Hepatitis is a condition that causes liver inflammation and can be due to alcohol, drug use or certain health problems. However, a virus is most often responsible for hepatitis. The most common types of viral hepatitis include A, B and C:
This condition is highly contagious and can be spread from person to person. Fortunately, this form of hepatitis only causes a mild infection and many people with it don’t even know they are sick. Many times hepatitis A will go away on its own without causing long-term damage to the liver. Hepatitis A is spread through food or water and common food culprits include fruits, vegetables and shellfish.
Those with hepatitis B often experience milder symptoms for a short period of time before getting better on their own. Unfortunately, not everyone is able to shed the virus and the infection can become chronic. Hepatitis B can lead to other complications like liver failure or cancer. This form of hepatitis is often spread through unprotected sex, but it’s also possible to spread through contact with blood or other bodily fluids.
Only about one-fourth of people who develop hepatitis C actually get rid of it on their own, while the majority will carry this virus for the rest of their lives. Just like chronic hepatitis B, long-term hepatitis C can also cause other issues like liver failure and cancer. Hepatitis B can be transmitted through blood, such as sharing needles.

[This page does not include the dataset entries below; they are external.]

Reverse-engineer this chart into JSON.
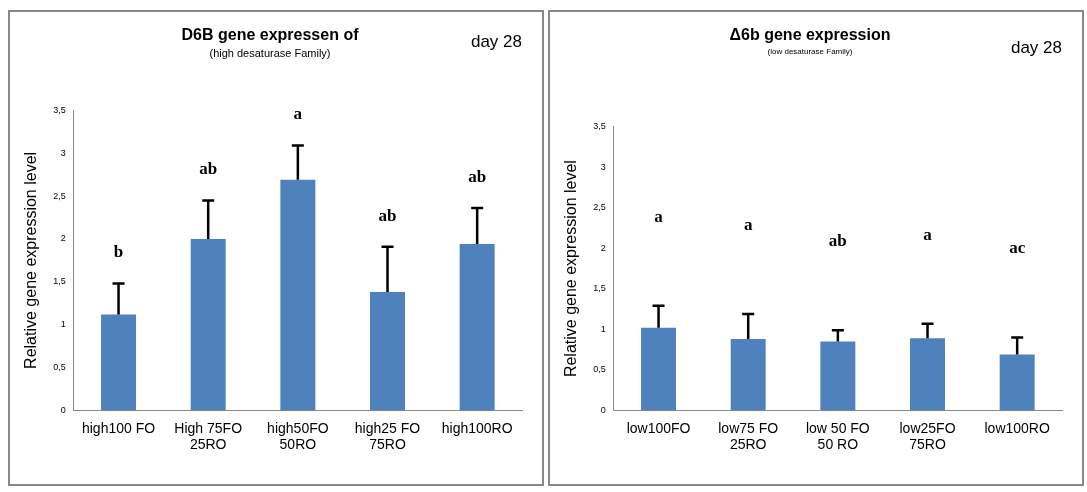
{
  "chart_data": [
    {
      "type": "bar",
      "title": "D6B gene expressen of",
      "subtitle": "(high desaturase Family)",
      "ylabel": "Relative gene expression level",
      "categories": [
        "high100 FO",
        "High 75FO\n25RO",
        "high50FO\n50RO",
        "high25 FO\n75RO",
        "high100RO"
      ],
      "values": [
        1.12,
        2.0,
        2.69,
        1.38,
        1.94
      ],
      "color": "#4f81bd",
      "errors": [
        [
          1.12,
          1.48
        ],
        [
          2.0,
          2.45
        ],
        [
          2.69,
          3.09
        ],
        [
          1.38,
          1.91
        ],
        [
          1.94,
          2.36
        ]
      ],
      "ylim": [
        0,
        3.5
      ],
      "yticks": [
        0,
        {
          "value": 0.5,
          "label": "0,5"
        },
        1,
        {
          "value": 1.5,
          "label": "1,5"
        },
        2,
        {
          "value": 2.5,
          "label": "2,5"
        },
        3,
        {
          "value": 3.5,
          "label": "3,5"
        }
      ],
      "grid": false,
      "legend": false,
      "annotations": [
        "day 28",
        "b",
        "ab",
        "a",
        "ab",
        "ab"
      ]
    },
    {
      "type": "bar",
      "title": "Δ6b gene expression",
      "subtitle": "(low desaturase Family)",
      "ylabel": "Relative gene expression level",
      "categories": [
        "low100FO",
        "low75 FO\n25RO",
        "low 50 FO\n50 RO",
        "low25FO\n75RO",
        "low100RO"
      ],
      "values": [
        1.02,
        0.88,
        0.85,
        0.89,
        0.69
      ],
      "color": "#4f81bd",
      "errors": [
        [
          1.02,
          1.29
        ],
        [
          0.88,
          1.19
        ],
        [
          0.85,
          0.99
        ],
        [
          0.89,
          1.07
        ],
        [
          0.69,
          0.9
        ]
      ],
      "ylim": [
        0,
        3.5
      ],
      "yticks": [
        0,
        {
          "value": 0.5,
          "label": "0,5"
        },
        1,
        {
          "value": 1.5,
          "label": "1,5"
        },
        2,
        {
          "value": 2.5,
          "label": "2,5"
        },
        3,
        {
          "value": 3.5,
          "label": "3,5"
        }
      ],
      "grid": false,
      "legend": false,
      "annotations": [
        "day 28",
        "a",
        "a",
        "ab",
        "a",
        "ac"
      ]
    }
  ]
}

While symptoms don’t always have to be apparent in the first few weeks after being infected when the symptoms do manifest you may experience,
- Lack of an appetite
- Stomach pain
- Low-grade fever
- Jaundice (yellow skin or eyes)
When hepatitis B and C are chronic a person may not experience any symptoms for years, but by the time there are symptoms the liver may already be damaged.
Hepatitis A will almost always go away on its own without treatment. Chronic hepatitis B will require monitoring and treatment to prevent it from damaging the liver. While not always prescribed, sometimes antiviral medications can help.
Chronic hepatitis C will also require treatment. There are several FDA-approved medications for treating this condition and to prevent liver complications. Even though the virus isn’t gone, the best-case scenario is that the virus won’t show up in the blood six months after your treatment ends.